2. The book is better suited for middle or upper class families who can afford to buy the loose parts, gadgets, craft supplies, tyvek suits, PVC piping and so on that many of the projects require. It’s also obviously best suited for families who have large yards in safe neighborhoods. It would have been great to even have a chapter specially dedicated to those families who are in small spaces or living on limited means. Yes, many of the projects are relatively low cost but any costs add up for poor families and those kids need wonderful outdoor time too.
Also, one of my kids looked through it and liked it but was sad that he couldn’t do most of them until nice weather (we had 3 feet of snow and drizzly rain outside). There are a few winter activities but the vast majority are warm weather activities.
All that said, this is still a fantastically fun book full of great ideas. This would be a perfect book to give your kids at the start of summer vacation with a gift certificate for some supplies to set them up for a summer of great outdoor fun.
Wild Year Book, by Fiona Danks, Jo Schofield
Games, crafts and adventures to get you outdoors all the year round.
Playing outdoors should be an essential part of growing up: your imagination runs riot, lively activity keeps you fit, and you develop an appreciation and understanding of the natural world. The Wild Year Book gives you 70 different ways to enjoy spending time outdoors, season by season.
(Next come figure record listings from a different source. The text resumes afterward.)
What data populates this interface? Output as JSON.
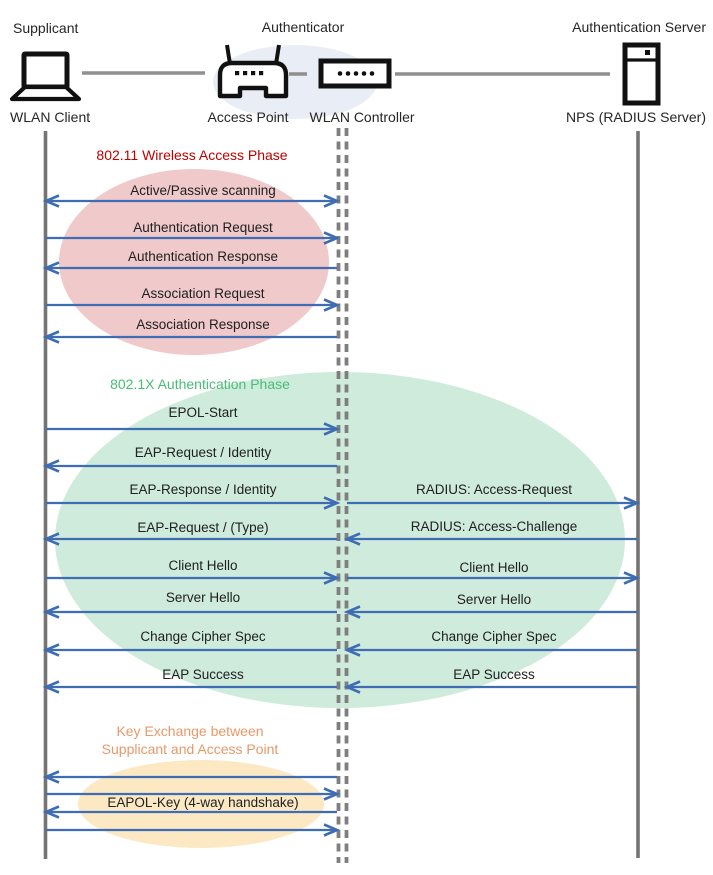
{
  "colors": {
    "arrow": "#3F6DB3",
    "lifeline_solid": "#747474",
    "lifeline_dashed": "#7F7F7F",
    "icon_stroke": "#111111",
    "connector": "#8F8F8F",
    "phase1_title": "#C00000",
    "phase1_fill": "#F0C9CB",
    "phase2_title": "#47BD76",
    "phase2_fill": "#CFEBDC",
    "phase3_title": "#E8996A",
    "phase3_fill": "#FCE9C4",
    "authenticator_fill": "#E9EDF5"
  },
  "roles": {
    "supplicant": "Supplicant",
    "authenticator": "Authenticator",
    "auth_server": "Authentication Server"
  },
  "nodes": {
    "wlan_client": "WLAN Client",
    "access_point": "Access Point",
    "wlan_controller": "WLAN Controller",
    "nps": "NPS (RADIUS Server)"
  },
  "phases": [
    {
      "title": "802.11 Wireless Access Phase",
      "messages": [
        {
          "label": "Active/Passive scanning",
          "dir": "both"
        },
        {
          "label": "Authentication Request",
          "dir": "right"
        },
        {
          "label": "Authentication Response",
          "dir": "left"
        },
        {
          "label": "Association Request",
          "dir": "right"
        },
        {
          "label": "Association Response",
          "dir": "left"
        }
      ]
    },
    {
      "title": "802.1X Authentication Phase",
      "client_messages": [
        {
          "label": "EPOL-Start",
          "dir": "right"
        },
        {
          "label": "EAP-Request / Identity",
          "dir": "left"
        },
        {
          "label": "EAP-Response / Identity",
          "dir": "right"
        },
        {
          "label": "EAP-Request / (Type)",
          "dir": "left"
        },
        {
          "label": "Client Hello",
          "dir": "right"
        },
        {
          "label": "Server Hello",
          "dir": "left"
        },
        {
          "label": "Change Cipher Spec",
          "dir": "left"
        },
        {
          "label": "EAP Success",
          "dir": "left"
        }
      ],
      "server_messages": [
        {
          "label": "RADIUS: Access-Request",
          "dir": "right"
        },
        {
          "label": "RADIUS: Access-Challenge",
          "dir": "left"
        },
        {
          "label": "Client Hello",
          "dir": "right"
        },
        {
          "label": "Server Hello",
          "dir": "left"
        },
        {
          "label": "Change Cipher Spec",
          "dir": "left"
        },
        {
          "label": "EAP Success",
          "dir": "left"
        }
      ]
    },
    {
      "title": "Key Exchange between Supplicant and Access Point",
      "messages": [
        {
          "label": "",
          "dir": "left"
        },
        {
          "label": "",
          "dir": "right"
        },
        {
          "label": "EAPOL-Key (4-way handshake)",
          "dir": "left"
        },
        {
          "label": "",
          "dir": "right"
        }
      ]
    }
  ]
}
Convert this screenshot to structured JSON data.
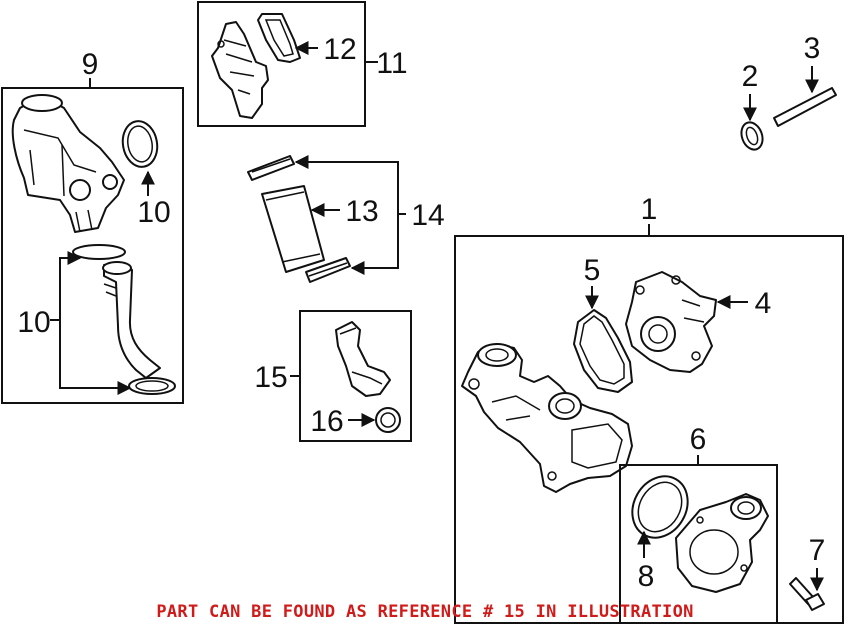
{
  "callouts": {
    "c1": "1",
    "c2": "2",
    "c3": "3",
    "c4": "4",
    "c5": "5",
    "c6": "6",
    "c7": "7",
    "c8": "8",
    "c9": "9",
    "c10a": "10",
    "c10b": "10",
    "c11": "11",
    "c12": "12",
    "c13": "13",
    "c14": "14",
    "c15": "15",
    "c16": "16"
  },
  "note": "PART CAN BE FOUND AS REFERENCE # 15 IN ILLUSTRATION",
  "colors": {
    "line": "#111111",
    "note": "#d01b1b",
    "background": "#ffffff"
  }
}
Perhaps you’ll want to make bows and arrows from saplings in the Spring, play camouflage games in the summer, jump into huge leaf piles in the autumn, or create ice mobiles in the winter. With this book you will never be short of inspiration!
Over 100,000 copies sold of Fiona and Jo’s Going Wild series
This is another by Fiona Danks, because frankly all of her nature books are great. There are lots of fun and simple ideas for kids to play outside in all seasons. Many of these are nothing new for those of us who read a ton of outdoor fun books but it’s great inspiration.
There are many photos of the kids actually doing the activities as opposed to stock photos. A great resource for fun ways for children to have fun year-round.